The combination of sulforaphane and TRAIL is superior to single treatments in reducing self-renewal potential. (A) DU145 and PC3 cells were left untreated or were treated with 10 μM sulforaphane; after 24 h, TRAIL was added at a concentration of 5 ng/ml. After an additional 24 h, the nuclear proteins were harvested and DNA binding was analyzed by EMSA using a biotin-labeled oligonucleotide probe for the NF-κB promoter consensus sequence. The specific NF-κB shifts are marked. Competition with a 10-fold excess of unlabeled oligonucleotide (10 × C) served as a control for the binding specificity. (B) Twenty-four hours after TRAIL treatment, the cells were trypsinized and re-plated in a normal medium at a low density (500 cells/well) in 6-well plates. Ten days later, the cells were stained, and colonies containing >50 cells were counted under a dissecting Zeiss Stemi DV4 microscope.

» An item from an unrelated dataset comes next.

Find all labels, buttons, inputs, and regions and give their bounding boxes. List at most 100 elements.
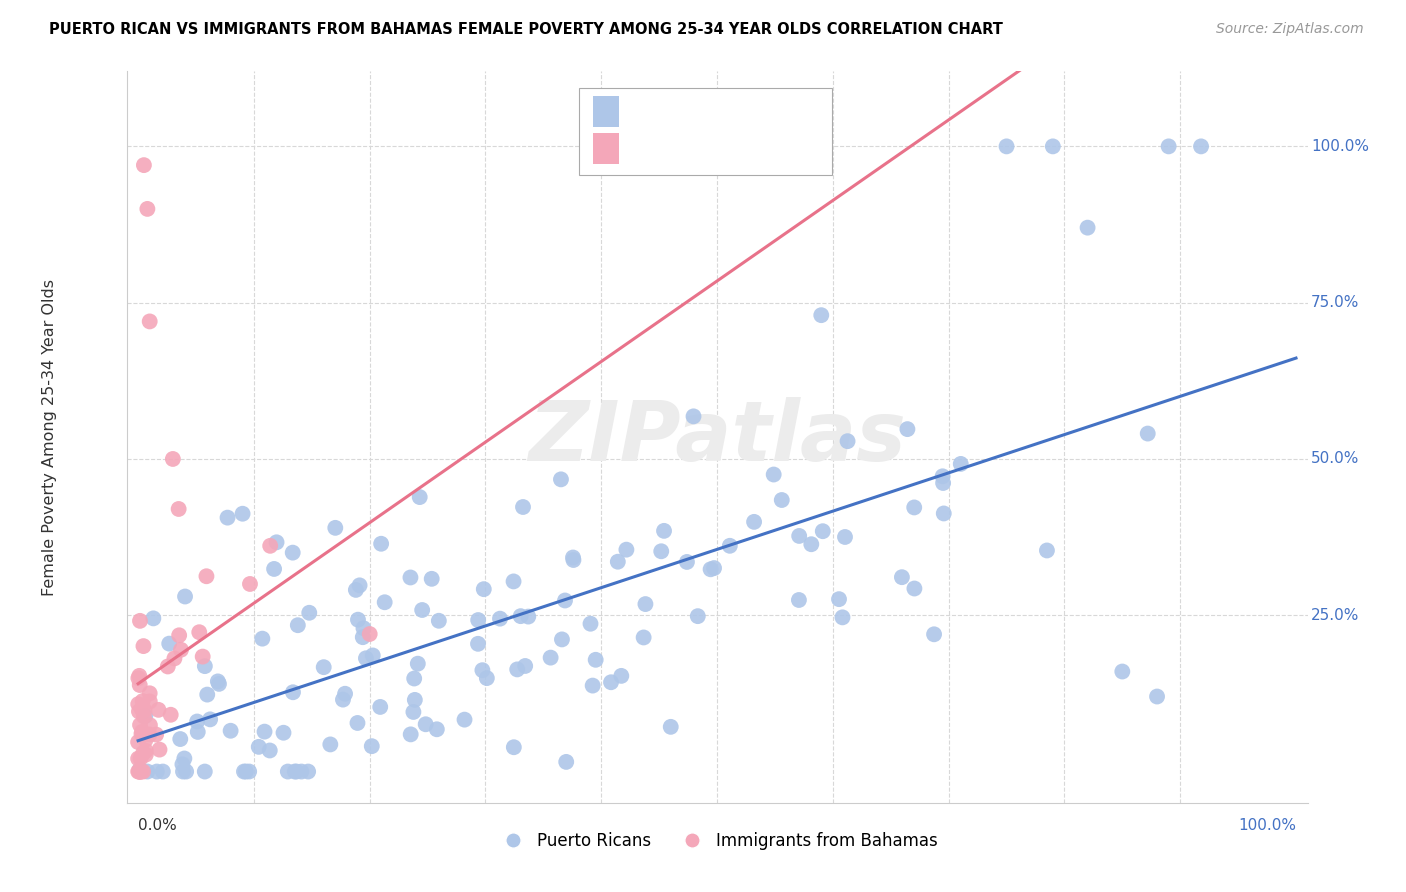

Images of the fixed and stained colonies are presented in the lower panel. The data are presented as the mean of three independent experiments, and SD are shown (^*p<0.05, ^**p<0.01). (C) Following in vitro treatment as described above, PC3 cells were transplanted onto the chorioallantoic membrane of fertilized chicken eggs at day 8 of embryonic development. Nine days later (day 17), the developed xenograft tumors were resected, and the tumor engraftment rates and tumor volumes were evaluated. The tumor volumes are presented as black dots and tumor engraftment is presented as the percentage of grown tumors relative to the number of each treatment group. Below the diagram, representative images show the transplantation of the tumor cells into a plastic ring on the CAM (left images), and a developed PC3 xenograft is marked with an arrow (right image).